Doch sie gehorchten. Vitu war ihr Allgeist, ihre einzige Göttin, die sehr deutlich zeigte, wie sie über das Volk der Thaimoa wachte. Wenn etwas in ihrem Namen geschah, dann wagte niemand, es anzuzweifeln. Wer wußte schon etwas von den Wegen und Prüfungen der Götter. Ukandar verstand dies wohl zu nutzen. Als hätte sie meine stumme Frage geahnt, erklärte mir Thamai endlich auch, warum die Vitu-peri Begünstigte waren. Sie verwandelten sich nämlich nicht in Tiere, wenn Vitu ihnen im Teich des Lebens ein neues Leben gewährte. Sie mußten alle ziemlich alt sein.
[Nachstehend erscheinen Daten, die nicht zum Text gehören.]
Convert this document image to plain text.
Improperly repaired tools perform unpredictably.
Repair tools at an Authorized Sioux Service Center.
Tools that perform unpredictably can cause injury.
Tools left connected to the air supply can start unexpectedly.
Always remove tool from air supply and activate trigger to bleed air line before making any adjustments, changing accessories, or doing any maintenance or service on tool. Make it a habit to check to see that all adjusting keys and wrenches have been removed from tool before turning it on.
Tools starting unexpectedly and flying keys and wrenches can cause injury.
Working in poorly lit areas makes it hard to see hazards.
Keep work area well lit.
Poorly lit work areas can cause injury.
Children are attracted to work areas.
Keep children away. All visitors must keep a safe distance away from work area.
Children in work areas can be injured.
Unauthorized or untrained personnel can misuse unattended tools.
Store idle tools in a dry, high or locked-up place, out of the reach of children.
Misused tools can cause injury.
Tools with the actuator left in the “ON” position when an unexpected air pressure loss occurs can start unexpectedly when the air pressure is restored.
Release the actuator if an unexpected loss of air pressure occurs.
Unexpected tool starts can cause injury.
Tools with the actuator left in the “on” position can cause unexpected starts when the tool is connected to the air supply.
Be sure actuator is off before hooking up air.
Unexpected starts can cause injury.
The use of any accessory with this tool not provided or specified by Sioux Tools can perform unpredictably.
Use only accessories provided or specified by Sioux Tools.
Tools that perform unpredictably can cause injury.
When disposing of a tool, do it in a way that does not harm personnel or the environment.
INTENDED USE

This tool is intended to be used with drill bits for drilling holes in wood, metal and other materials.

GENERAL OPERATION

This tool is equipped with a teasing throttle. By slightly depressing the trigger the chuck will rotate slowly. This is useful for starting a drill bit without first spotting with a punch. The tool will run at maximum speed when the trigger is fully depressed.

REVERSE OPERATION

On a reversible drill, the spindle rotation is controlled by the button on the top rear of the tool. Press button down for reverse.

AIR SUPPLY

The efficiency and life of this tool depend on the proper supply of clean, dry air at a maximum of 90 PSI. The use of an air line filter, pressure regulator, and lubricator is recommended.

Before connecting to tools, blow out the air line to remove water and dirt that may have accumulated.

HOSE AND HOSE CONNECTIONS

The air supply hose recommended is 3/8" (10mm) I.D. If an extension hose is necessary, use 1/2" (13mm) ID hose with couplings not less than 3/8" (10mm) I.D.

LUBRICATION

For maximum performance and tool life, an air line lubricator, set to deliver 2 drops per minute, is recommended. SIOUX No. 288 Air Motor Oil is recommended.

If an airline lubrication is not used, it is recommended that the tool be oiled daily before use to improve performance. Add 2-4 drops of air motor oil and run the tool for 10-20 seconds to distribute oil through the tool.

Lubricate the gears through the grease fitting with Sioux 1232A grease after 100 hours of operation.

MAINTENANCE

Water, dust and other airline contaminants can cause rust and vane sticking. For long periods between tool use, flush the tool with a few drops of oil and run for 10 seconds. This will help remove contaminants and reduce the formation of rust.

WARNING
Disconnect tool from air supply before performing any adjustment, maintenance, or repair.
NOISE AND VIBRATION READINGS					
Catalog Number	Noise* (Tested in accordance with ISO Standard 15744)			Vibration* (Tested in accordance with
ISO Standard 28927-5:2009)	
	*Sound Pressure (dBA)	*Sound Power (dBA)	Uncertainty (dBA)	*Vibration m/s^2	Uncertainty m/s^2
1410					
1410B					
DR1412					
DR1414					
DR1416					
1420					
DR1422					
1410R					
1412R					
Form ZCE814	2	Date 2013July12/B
Vielleicht auch Thamai. Kein Wort war bisher noch vom Tod gefallen – vom endgültigen Tod. Gab es ihn überhaupt? Sie hatten nicht viel Nachwuchs. Kaum ein Dutzend Kinder hatte ich im Dorf gesehen. Unter anderen Gegebenheiten wäre solch ein Stamm zum Aussterben verurteilt gewesen. Ich hielt mich dicht an Thamais und Sibiles Seite, als sie zum Tempel gingen. »Du willst mit?« fragte sie verwundert am Tempeleingang, als ich nicht von ihrer Seite wich. Ich knurrte zustimmend. »Ich weiß nicht, ob das gehen wird«, sagte sie zweifelnd. »Ukandar ließ noch nie einen in Tiergestalt in den Tempel, wenn nicht triftige Gründe vorlagen ...« Ich schüttelte unwillig den Kopf.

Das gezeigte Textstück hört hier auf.